On June 24, a school in England warned the parents of its students about false-positive covid tests and asked them to be vigilant when their children were taking Lateral Flow Test (LFT) for the coronavirus. The school had discovered that some students faked positive covid tests using fruit juice. The school claimed that the methods were being shared on social media channels. The school had to stop kids of four groups from attending till the issue was resolved.
To find how the kids were able to break the test to get a positive result, a professor of science communication at the University of Hull in the United Kingdom, Mark Lorch took it upon himself to expose the secret behind the trickery. In an explainer that he published in The Conversation, Lorch explains the method in detail. To understand how the test breaks, we need to understand how it works. The LFT, when opened, consists of a narrow pad with four sections on it. The first section is where the sample is put. The second section has a reddish outlook, thanks to the tiny gold particles attached to otherwise invisible antibodies. The next two sections are a test section and a control section. The test section, having primary antibodies that bind to the virus, is supposed to trap the virus stained by the gold-coloured antibodies. The section shows a line if the virus is detected. The control section traps the stained antibodies to prove that the test is working and antibodies actually crossed the test section.
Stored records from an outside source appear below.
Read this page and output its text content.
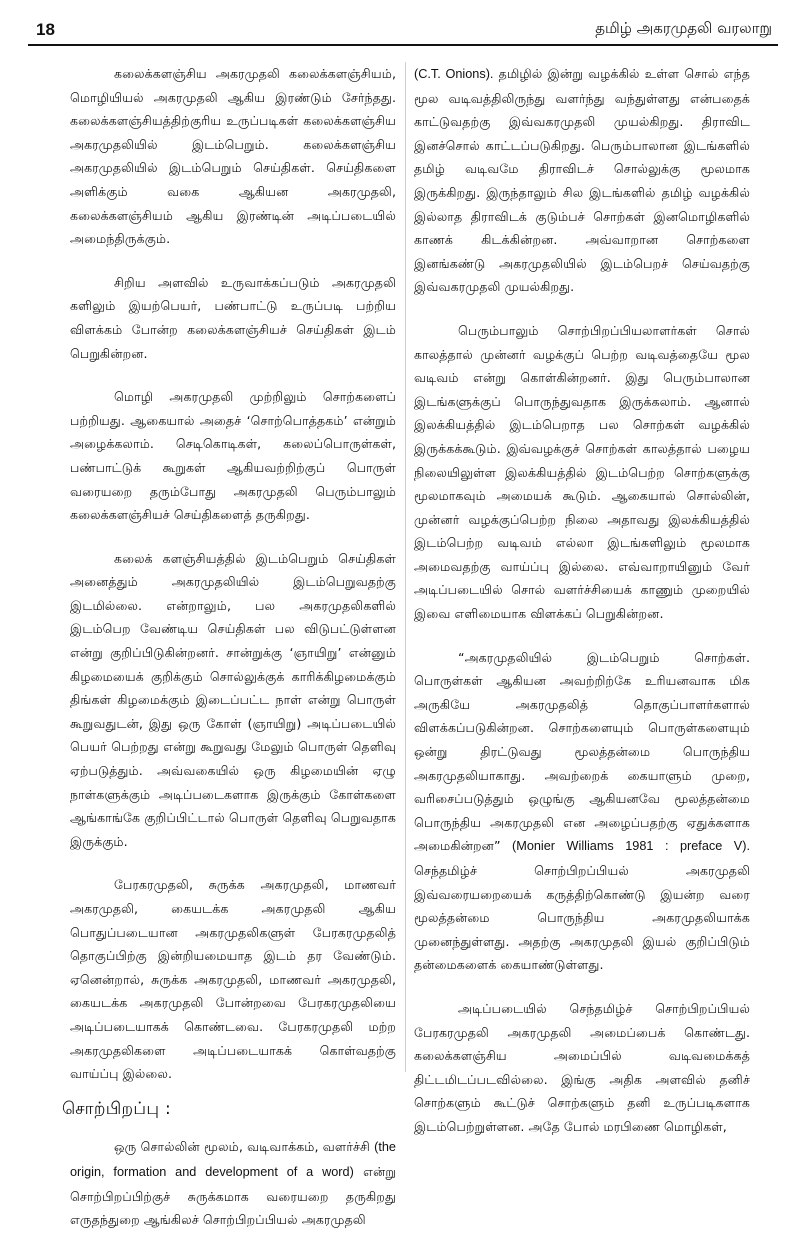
18	தமிழ் அகரமுதலி வரலாறு

கலைக்களஞ்சிய அகரமுதலி கலைக்களஞ்சியம், மொழியியல் அகரமுதலி ஆகிய இரண்டும் சேர்ந்தது. கலைக்களஞ்சியத்திற்குரிய உருப்படிகள் கலைக்களஞ்சிய அகரமுதலியில் இடம்பெறும். கலைக்களஞ்சிய அகரமுதலியில் இடம்பெறும் செய்திகள். செய்திகளை அளிக்கும் வகை ஆகியன அகரமுதலி, கலைக்களஞ்சியம் ஆகிய இரண்டின் அடிப்படையில் அமைந்திருக்கும்.

சிறிய அளவில் உருவாக்கப்படும் அகரமுதலி களிலும் இயற்பெயர், பண்பாட்டு உருப்படி பற்றிய விளக்கம் போன்ற கலைக்களஞ்சியச் செய்திகள் இடம் பெறுகின்றன.

மொழி அகரமுதலி முற்றிலும் சொற்களைப் பற்றியது. ஆகையால் அதைச் ‘சொற்பொத்தகம்’ என்றும் அழைக்கலாம். செடிகொடிகள், கலைப்பொருள்கள், பண்பாட்டுக் கூறுகள் ஆகியவற்றிற்குப் பொருள் வரையறை தரும்போது அகரமுதலி பெரும்பாலும் கலைக்களஞ்சியச் செய்திகளைத் தருகிறது.

கலைக் களஞ்சியத்தில் இடம்பெறும் செய்திகள் அனைத்தும் அகரமுதலியில் இடம்பெறுவதற்கு இடமில்லை. என்றாலும், பல அகரமுதலிகளில் இடம்பெற வேண்டிய செய்திகள் பல விடுபட்டுள்ளன என்று குறிப்பிடுகின்றனர். சான்றுக்கு ‘ஞாயிறு’ என்னும் கிழமையைக் குறிக்கும் சொல்லுக்குக் காரிக்கிழமைக்கும் திங்கள் கிழமைக்கும் இடைப்பட்ட நாள் என்று பொருள் கூறுவதுடன், இது ஒரு கோள் (ஞாயிறு) அடிப்படையில் பெயர் பெற்றது என்று கூறுவது மேலும் பொருள் தெளிவு ஏற்படுத்தும். அவ்வகையில் ஒரு கிழமையின் ஏழு நாள்களுக்கும் அடிப்படைகளாக இருக்கும் கோள்களை ஆங்காங்கே குறிப்பிட்டால் பொருள் தெளிவு பெறுவதாக இருக்கும்.

பேரகரமுதலி, சுருக்க அகரமுதலி, மாணவர் அகரமுதலி, கையடக்க அகரமுதலி ஆகிய பொதுப்படையான அகரமுதலிகளுள் பேரகரமுதலித் தொகுப்பிற்கு இன்றியமையாத இடம் தர வேண்டும். ஏனென்றால், சுருக்க அகரமுதலி, மாணவர் அகரமுதலி, கையடக்க அகரமுதலி போன்றவை பேரகரமுதலியை அடிப்படையாகக் கொண்டவை. பேரகரமுதலி மற்ற அகரமுதலிகளை அடிப்படையாகக் கொள்வதற்கு வாய்ப்பு இல்லை.

சொற்பிறப்பு :

ஒரு சொல்லின் மூலம், வடிவாக்கம், வளர்ச்சி (the origin, formation and development of a word) என்று சொற்பிறப்பிற்குச் சுருக்கமாக வரையறை தருகிறது எருதந்துறை ஆங்கிலச் சொற்பிறப்பியல் அகரமுதலி

(C.T. Onions). தமிழில் இன்று வழக்கில் உள்ள சொல் எந்த மூல வடிவத்திலிருந்து வளர்ந்து வந்துள்ளது என்பதைக் காட்டுவதற்கு இவ்வகரமுதலி முயல்கிறது. திராவிட இனச்சொல் காட்டப்படுகிறது. பெரும்பாலான இடங்களில் தமிழ் வடிவமே திராவிடச் சொல்லுக்கு மூலமாக இருக்கிறது. இருந்தாலும் சில இடங்களில் தமிழ் வழக்கில் இல்லாத திராவிடக் குடும்பச் சொற்கள் இனமொழிகளில் காணக் கிடக்கின்றன. அவ்வாறான சொற்களை இனங்கண்டு அகரமுதலியில் இடம்பெறச் செய்வதற்கு இவ்வகரமுதலி முயல்கிறது.

பெரும்பாலும் சொற்பிறப்பியலாளர்கள் சொல் காலத்தால் முன்னர் வழக்குப் பெற்ற வடிவத்தையே மூல வடிவம் என்று கொள்கின்றனர். இது பெரும்பாலான இடங்களுக்குப் பொருந்துவதாக இருக்கலாம். ஆனால் இலக்கியத்தில் இடம்பெறாத பல சொற்கள் வழக்கில் இருக்கக்கூடும். இவ்வழக்குச் சொற்கள் காலத்தால் பழைய நிலையிலுள்ள இலக்கியத்தில் இடம்பெற்ற சொற்களுக்கு மூலமாகவும் அமையக் கூடும். ஆகையால் சொல்லின், முன்னர் வழக்குப்பெற்ற நிலை அதாவது இலக்கியத்தில் இடம்பெற்ற வடிவம் எல்லா இடங்களிலும் மூலமாக அமைவதற்கு வாய்ப்பு இல்லை. எவ்வாறாயினும் வேர் அடிப்படையில் சொல் வளர்ச்சியைக் காணும் முறையில் இவை எளிமையாக விளக்கப் பெறுகின்றன.

“அகரமுதலியில் இடம்பெறும் சொற்கள். பொருள்கள் ஆகியன அவற்றிற்கே உரியனவாக மிக அருகியே அகரமுதலித் தொகுப்பாளர்களால் விளக்கப்படுகின்றன. சொற்களையும் பொருள்களையும் ஒன்று திரட்டுவது மூலத்தன்மை பொருந்திய அகரமுதலியாகாது. அவற்றைக் கையாளும் முறை, வரிசைப்படுத்தும் ஒழுங்கு ஆகியனவே மூலத்தன்மை பொருந்திய அகரமுதலி என அழைப்பதற்கு ஏதுக்களாக அமைகின்றன” (Monier Williams 1981 : preface V). செந்தமிழ்ச் சொற்பிறப்பியல் அகரமுதலி இவ்வரையறையைக் கருத்திற்கொண்டு இயன்ற வரை மூலத்தன்மை பொருந்திய அகரமுதலியாக்க முனைந்துள்ளது. அதற்கு அகரமுதலி இயல் குறிப்பிடும் தன்மைகளைக் கையாண்டுள்ளது.

அடிப்படையில் செந்தமிழ்ச் சொற்பிறப்பியல் பேரகரமுதலி அகரமுதலி அமைப்பைக் கொண்டது. கலைக்களஞ்சிய அமைப்பில் வடிவமைக்கத் திட்டமிடப்படவில்லை. இங்கு அதிக அளவில் தனிச் சொற்களும் கூட்டுச் சொற்களும் தனி உருப்படிகளாக இடம்பெற்றுள்ளன. அதே போல் மரபிணை மொழிகள்,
The test entirely relies upon the antibodies’ ability to bind themselves with the virus. The secret lies in the fact that antibodies work largely around the pH of the bloodstream, which is neutral. Now, when acidic juice from fruits such as lemon and orange, is put on the test, it breaks the antibodies’ ability to perform as expected. Antibodies, which are fundamentally complex proteins, are broken down into denatured simpler ones that are sticky. As a result, the stain sticks to the test region showing a false positive.